You get the sense that writer Jean-Marc Rocher actually tried to tie it all together in a somewhat cohesive script. The plot has a very pulp magazine feel to it, and dialog aside, the story doesn’t stray too far from films that are now considered classics of the genre. The very title, Metalstorm: The Destruction of Jared-Syn, just screams Edgar Rice Burroughs, and may be one of the best titles to ever grace a mediocre movie.
As usual though, with this type of film, the failure lies in the execution.
The special effects really leave a lot to be desired, and despite a few gimmicky 3D shots, they really don’t make all that much use of the technology. The acting is pretty bad across the board, with perhaps one exception, and you will see better costumes walking the floor of a comic con.
The story beats are where you would expect, and while the action sequences are not in any way outstanding, they serve to keep the story moving.
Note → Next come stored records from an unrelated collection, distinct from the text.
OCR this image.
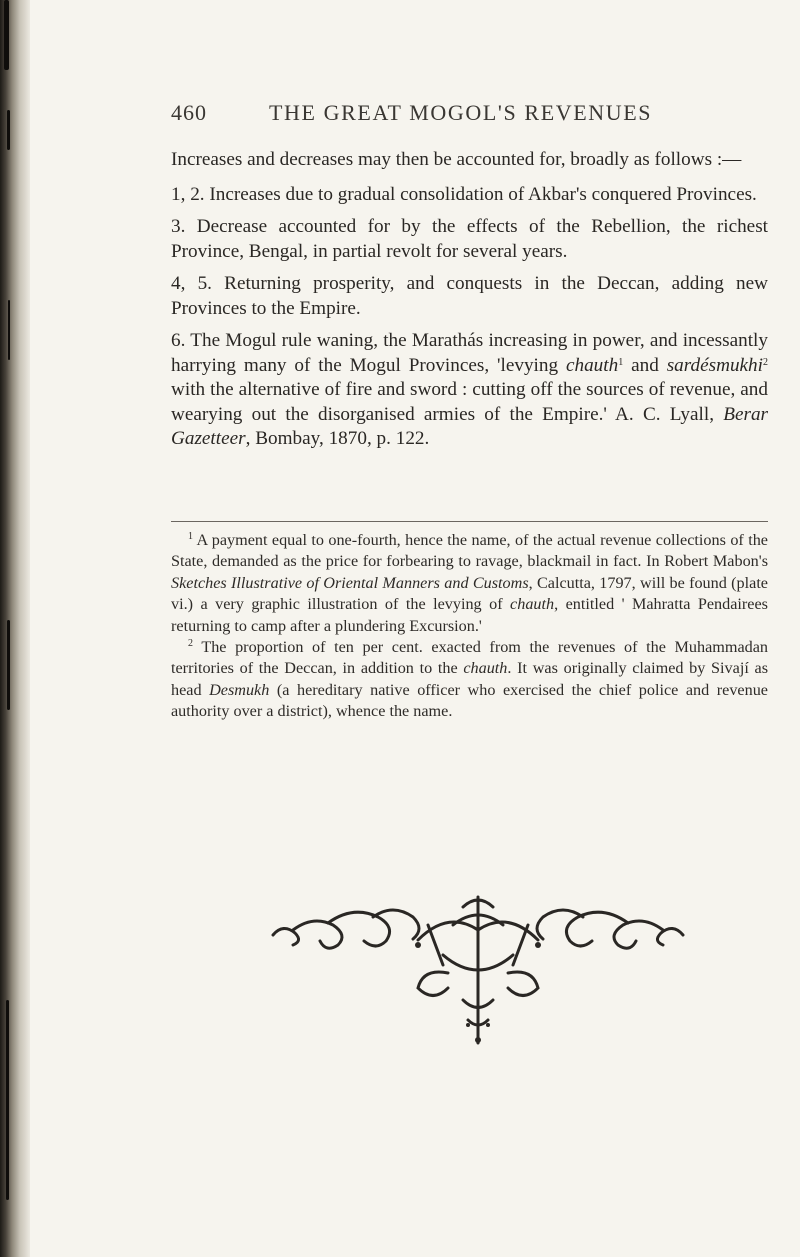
460	THE GREAT MOGOL'S REVENUES

Increases and decreases may then be accounted for, broadly as follows :—

1, 2. Increases due to gradual consolidation of Akbar's conquered Provinces.

3. Decrease accounted for by the effects of the Rebellion, the richest Province, Bengal, in partial revolt for several years.

4, 5. Returning prosperity, and conquests in the Deccan, adding new Provinces to the Empire.

6. The Mogul rule waning, the Marathás increasing in power, and incessantly harrying many of the Mogul Provinces, 'levying chauth$^1$ and sardésmukhi$^2$ with the alternative of fire and sword : cutting off the sources of revenue, and wearying out the disorganised armies of the Empire.' A. C. Lyall, Berar Gazetteer, Bombay, 1870, p. 122.

$^1$ A payment equal to one-fourth, hence the name, of the actual revenue collections of the State, demanded as the price for forbearing to ravage, blackmail in fact. In Robert Mabon's Sketches Illustrative of Oriental Manners and Customs, Calcutta, 1797, will be found (plate vi.) a very graphic illustration of the levying of chauth, entitled ' Mahratta Pendairees returning to camp after a plundering Excursion.'

$^2$ The proportion of ten per cent. exacted from the revenues of the Muhammadan territories of the Deccan, in addition to the chauth. It was originally claimed by Sivají as head Desmukh (a hereditary native officer who exercised the chief police and revenue authority over a district), whence the name.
It’s just a shame that its all done in a kind of a passive way. Had any emotional punch been added to the events or if the acting been more engaging, it could have helped cover some of the more glaring holes.
And yet, there’s still something just inherently watchable about Metalstorm.
Probably the biggest surprise of the film is how good Tim Thomerson is. Anyone growing up in the 80’s would pretty much agree that seeing Thomerson in the cast is a good indication that the movie is going to be bad. He was the reigning king of B movies for a while and graced the covers of countless VHS boxes, all promising the next Star Wars while not delivering a tenth of the magic.
In Metalstorm, Thomerson, relegated to side-kick duty this time around, seems to just play himself. He comes across as an affable smart-ass with a knowing grin, which you can’t help by like. Every time he’s on screen, it’s like a knowing wink to the audience. “Yeah, I know this film sucks, but I’m still having fun. Beats working for a living, right?”
The other remarkable thing about the film is the score. According to IMDB, Richard Brand composed and recorded the film’s score in only eleven days. That seems pretty crazy, but damn if it isn’t well done. Reminiscent of many of John Williams’ more memorable theme songs, the Metalstorm theme has a great hook, and after watching the film you may just catch yourself humming it.
Overall, Metalstorm is worth watching, if only for the lesson of what could have been. This is a clear example of a project that is probably better than it deserved to be but far short of where it could have gone.
Perhaps with a bigger budget or more skilled hands involved in the production, they may have been able to follow up on those sequel threads left dangling at the end of the picture.